Recently, research has been conducted at more than 60 protected sites in Germany that shows flying insects have decreased in population by more than 75 percent in the last 30 years.
“This confirms what everybody’s been having as a gut feeling — the windscreen phenomenon where you squash fewer bugs as the decades go by,” said Caspar Hallmann of Radboud University in The Netherlands. “This is the first study that looked into the total biomass of flying insects and it confirms our worries.”
The areas that were under study were not simply places where insects would be less likely to be found, like agricultural areas where pesticides are used. The sites were all protected areas that are meant to encourage biodiversity and preserve life.
“These are not agricultural areas, these are locations meant to preserve biodiversity, but still we see the insects slipping out of our hands,” said Hallman.
The biggest shock is that no one knows why these massive population declines are actually happening, nor how much it could affect the globe.
Insects already represent a massive percentage of all animal species, and their presence has an incredible importance for life across the world.
Most people don’t think of insects as creatures that are particularly helpful; most see a bug and are immediately grossed out. But in reality, these animals help run our planet.

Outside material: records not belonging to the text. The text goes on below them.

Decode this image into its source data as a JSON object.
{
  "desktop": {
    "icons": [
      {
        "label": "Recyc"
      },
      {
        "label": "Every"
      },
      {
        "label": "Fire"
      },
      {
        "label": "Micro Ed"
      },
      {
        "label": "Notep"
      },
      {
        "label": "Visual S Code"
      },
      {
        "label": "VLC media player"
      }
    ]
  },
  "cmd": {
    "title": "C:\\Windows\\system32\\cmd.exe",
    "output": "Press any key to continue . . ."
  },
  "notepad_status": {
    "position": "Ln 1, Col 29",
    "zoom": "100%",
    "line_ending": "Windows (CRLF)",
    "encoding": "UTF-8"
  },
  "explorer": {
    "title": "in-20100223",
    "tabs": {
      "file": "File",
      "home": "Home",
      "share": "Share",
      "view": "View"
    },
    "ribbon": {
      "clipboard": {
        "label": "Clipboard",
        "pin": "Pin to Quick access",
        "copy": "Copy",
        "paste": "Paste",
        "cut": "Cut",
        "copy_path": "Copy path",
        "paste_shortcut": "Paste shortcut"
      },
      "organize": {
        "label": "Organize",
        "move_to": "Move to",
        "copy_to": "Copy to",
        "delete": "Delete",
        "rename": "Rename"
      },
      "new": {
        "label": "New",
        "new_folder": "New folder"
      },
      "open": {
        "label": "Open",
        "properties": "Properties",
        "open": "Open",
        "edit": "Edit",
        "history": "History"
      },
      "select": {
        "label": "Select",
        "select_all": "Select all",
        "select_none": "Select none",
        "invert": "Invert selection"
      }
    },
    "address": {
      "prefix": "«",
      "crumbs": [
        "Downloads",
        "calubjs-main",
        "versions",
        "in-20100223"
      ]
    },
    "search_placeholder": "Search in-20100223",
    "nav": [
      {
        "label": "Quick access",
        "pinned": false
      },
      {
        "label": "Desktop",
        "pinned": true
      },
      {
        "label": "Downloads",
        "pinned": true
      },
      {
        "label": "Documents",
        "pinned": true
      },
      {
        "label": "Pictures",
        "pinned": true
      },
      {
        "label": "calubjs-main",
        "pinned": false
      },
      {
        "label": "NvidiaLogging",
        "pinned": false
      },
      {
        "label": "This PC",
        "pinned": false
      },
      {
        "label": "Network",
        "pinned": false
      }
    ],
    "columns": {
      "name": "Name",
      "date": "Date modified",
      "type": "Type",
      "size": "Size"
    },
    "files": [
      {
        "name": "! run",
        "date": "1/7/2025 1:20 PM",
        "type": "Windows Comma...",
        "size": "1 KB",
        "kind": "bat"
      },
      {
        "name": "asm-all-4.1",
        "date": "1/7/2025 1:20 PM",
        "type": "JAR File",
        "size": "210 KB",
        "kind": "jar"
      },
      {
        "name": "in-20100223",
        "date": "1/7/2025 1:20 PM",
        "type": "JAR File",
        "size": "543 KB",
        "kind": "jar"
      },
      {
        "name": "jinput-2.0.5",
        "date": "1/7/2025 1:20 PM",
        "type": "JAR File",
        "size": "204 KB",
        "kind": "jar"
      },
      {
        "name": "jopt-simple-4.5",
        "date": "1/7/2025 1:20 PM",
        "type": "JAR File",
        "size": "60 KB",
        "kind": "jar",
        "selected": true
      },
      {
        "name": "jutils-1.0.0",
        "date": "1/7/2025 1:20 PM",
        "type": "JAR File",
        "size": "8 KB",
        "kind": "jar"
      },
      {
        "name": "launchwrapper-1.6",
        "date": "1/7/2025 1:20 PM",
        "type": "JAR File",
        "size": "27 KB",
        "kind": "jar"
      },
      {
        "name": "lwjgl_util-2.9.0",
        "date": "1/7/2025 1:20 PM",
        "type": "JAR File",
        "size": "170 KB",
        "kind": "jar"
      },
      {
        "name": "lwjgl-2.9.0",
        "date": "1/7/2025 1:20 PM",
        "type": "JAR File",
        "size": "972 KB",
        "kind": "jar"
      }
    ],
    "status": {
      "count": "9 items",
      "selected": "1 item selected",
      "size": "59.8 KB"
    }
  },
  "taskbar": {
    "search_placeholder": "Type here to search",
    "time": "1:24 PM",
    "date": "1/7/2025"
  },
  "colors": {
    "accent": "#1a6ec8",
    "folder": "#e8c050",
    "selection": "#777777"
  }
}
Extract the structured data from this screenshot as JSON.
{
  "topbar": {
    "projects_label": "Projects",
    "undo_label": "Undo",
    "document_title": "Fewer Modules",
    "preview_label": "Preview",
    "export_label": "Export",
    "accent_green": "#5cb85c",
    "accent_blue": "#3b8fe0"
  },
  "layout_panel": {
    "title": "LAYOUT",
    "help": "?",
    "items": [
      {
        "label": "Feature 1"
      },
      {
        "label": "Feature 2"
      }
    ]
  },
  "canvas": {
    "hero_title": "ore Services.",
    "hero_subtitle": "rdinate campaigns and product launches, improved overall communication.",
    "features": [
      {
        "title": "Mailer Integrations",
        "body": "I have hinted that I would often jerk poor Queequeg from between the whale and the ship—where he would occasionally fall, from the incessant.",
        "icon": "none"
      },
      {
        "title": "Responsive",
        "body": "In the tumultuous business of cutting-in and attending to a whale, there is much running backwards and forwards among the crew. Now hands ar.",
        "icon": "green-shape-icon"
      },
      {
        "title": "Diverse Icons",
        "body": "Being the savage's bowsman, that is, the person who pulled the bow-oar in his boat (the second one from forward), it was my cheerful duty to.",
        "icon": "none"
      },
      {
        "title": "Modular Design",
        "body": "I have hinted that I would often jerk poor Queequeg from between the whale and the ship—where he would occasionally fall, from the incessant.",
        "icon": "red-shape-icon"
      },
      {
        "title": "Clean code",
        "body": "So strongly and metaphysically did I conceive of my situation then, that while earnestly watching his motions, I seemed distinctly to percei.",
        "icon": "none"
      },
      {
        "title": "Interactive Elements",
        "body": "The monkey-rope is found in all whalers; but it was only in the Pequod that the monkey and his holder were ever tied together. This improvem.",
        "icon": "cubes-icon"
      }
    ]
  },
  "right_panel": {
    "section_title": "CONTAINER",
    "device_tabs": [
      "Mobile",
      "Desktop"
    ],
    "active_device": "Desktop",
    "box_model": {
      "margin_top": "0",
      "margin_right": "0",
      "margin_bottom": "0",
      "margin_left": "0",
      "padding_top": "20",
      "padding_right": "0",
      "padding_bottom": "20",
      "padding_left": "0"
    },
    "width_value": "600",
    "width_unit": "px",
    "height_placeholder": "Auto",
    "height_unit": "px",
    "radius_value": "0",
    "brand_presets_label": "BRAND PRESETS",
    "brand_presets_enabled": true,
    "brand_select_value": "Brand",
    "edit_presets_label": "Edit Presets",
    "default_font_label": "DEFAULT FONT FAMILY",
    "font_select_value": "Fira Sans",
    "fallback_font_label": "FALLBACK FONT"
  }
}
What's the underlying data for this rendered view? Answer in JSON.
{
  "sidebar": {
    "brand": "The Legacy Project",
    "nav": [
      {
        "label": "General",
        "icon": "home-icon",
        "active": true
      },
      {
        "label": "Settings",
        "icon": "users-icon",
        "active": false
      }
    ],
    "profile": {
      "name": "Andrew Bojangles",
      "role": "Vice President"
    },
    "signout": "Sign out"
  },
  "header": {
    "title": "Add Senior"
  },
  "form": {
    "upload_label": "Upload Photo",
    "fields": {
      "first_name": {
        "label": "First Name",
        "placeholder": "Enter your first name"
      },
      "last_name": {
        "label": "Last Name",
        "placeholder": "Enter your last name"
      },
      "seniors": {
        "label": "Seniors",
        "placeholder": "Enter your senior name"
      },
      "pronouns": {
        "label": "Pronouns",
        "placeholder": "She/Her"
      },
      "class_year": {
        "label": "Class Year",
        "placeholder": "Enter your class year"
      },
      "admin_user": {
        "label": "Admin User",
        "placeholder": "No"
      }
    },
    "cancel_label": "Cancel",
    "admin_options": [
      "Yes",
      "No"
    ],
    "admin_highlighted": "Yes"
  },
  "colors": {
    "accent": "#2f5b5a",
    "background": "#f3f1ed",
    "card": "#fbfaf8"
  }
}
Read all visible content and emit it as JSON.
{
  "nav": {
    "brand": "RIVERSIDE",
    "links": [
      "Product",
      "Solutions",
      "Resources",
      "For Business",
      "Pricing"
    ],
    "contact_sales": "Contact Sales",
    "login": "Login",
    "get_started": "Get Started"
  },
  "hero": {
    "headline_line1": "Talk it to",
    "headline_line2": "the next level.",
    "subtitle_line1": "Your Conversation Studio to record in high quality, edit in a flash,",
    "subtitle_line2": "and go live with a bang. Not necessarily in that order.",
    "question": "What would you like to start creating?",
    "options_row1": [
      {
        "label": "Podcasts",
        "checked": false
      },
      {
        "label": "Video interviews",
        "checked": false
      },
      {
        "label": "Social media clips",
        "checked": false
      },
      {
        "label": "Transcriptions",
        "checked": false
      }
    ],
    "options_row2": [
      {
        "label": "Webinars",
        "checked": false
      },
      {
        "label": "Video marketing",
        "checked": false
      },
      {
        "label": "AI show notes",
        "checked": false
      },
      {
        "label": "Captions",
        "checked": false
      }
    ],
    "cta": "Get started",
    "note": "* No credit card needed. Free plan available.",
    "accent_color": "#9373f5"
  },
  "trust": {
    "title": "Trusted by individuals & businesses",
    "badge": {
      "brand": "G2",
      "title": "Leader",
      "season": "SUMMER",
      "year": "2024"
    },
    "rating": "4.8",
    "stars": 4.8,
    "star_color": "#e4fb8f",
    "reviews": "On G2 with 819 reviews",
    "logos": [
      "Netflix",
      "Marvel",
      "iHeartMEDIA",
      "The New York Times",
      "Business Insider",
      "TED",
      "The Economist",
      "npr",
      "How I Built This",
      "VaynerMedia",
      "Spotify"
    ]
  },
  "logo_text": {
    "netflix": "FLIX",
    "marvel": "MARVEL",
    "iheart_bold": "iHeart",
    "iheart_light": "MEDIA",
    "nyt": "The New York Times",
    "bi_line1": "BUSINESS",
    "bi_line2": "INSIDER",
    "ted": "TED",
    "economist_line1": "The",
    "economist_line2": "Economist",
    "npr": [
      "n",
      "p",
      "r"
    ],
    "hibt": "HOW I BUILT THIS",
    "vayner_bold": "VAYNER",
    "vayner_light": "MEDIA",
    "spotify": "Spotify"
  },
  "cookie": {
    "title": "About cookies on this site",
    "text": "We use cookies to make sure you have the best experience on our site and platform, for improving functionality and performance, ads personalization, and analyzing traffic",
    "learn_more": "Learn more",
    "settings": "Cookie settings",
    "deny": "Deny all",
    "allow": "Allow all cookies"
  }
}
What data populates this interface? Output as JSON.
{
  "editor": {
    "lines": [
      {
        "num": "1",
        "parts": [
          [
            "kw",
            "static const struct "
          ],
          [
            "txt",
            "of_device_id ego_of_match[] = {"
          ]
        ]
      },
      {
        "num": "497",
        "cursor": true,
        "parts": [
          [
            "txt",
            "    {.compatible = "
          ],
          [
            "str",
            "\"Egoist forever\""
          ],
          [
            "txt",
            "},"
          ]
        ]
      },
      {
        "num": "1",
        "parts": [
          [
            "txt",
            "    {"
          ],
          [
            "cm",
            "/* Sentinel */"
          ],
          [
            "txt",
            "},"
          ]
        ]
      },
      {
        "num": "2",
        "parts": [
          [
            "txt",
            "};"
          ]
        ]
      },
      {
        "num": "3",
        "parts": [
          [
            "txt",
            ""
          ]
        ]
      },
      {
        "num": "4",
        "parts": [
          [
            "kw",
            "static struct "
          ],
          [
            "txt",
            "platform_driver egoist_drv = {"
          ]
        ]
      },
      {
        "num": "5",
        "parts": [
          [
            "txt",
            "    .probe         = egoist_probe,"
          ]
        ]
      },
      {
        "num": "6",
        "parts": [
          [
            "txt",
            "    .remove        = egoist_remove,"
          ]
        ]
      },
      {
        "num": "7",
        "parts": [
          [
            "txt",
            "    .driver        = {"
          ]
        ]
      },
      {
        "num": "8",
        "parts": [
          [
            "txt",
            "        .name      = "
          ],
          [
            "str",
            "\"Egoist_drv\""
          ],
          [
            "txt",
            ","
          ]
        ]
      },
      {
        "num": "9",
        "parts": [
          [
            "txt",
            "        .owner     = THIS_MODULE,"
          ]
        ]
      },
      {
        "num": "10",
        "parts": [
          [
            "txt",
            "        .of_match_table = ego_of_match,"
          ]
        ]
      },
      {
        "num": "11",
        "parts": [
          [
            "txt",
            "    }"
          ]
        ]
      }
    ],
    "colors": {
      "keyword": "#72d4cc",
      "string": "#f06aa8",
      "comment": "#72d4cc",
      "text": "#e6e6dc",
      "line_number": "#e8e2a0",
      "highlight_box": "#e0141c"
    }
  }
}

Insects help to pollinate almost every single crop on earth, they help control pests that are often a nuisance for larger animals and humans alike, and without them, we would have to use more pesticides than are already being used.
They also are critically important in controlling waste. Most waste in cities around the world is not actually taken care of by garbage men. In reality, most of the work comes down to ants and cockroaches.
There is also a large population of animals who rely on these insects as a food source. And with such a large decline in flying insects, it is starting a chain-reaction throughout the food chain.
So now that we have the information to tell us what is going on, the next step is to actually figure out what we can do about it.
“The first step is acknowledging that we have a problem, and working to correct that — how do we design our agriculture to encourage insects? It could be something as simple as growing wildflowers along the edges of fields,” said Tanya Latty, a research and teaching fellow in entomology at Sydney University’s School of Life and Environmental Sciences.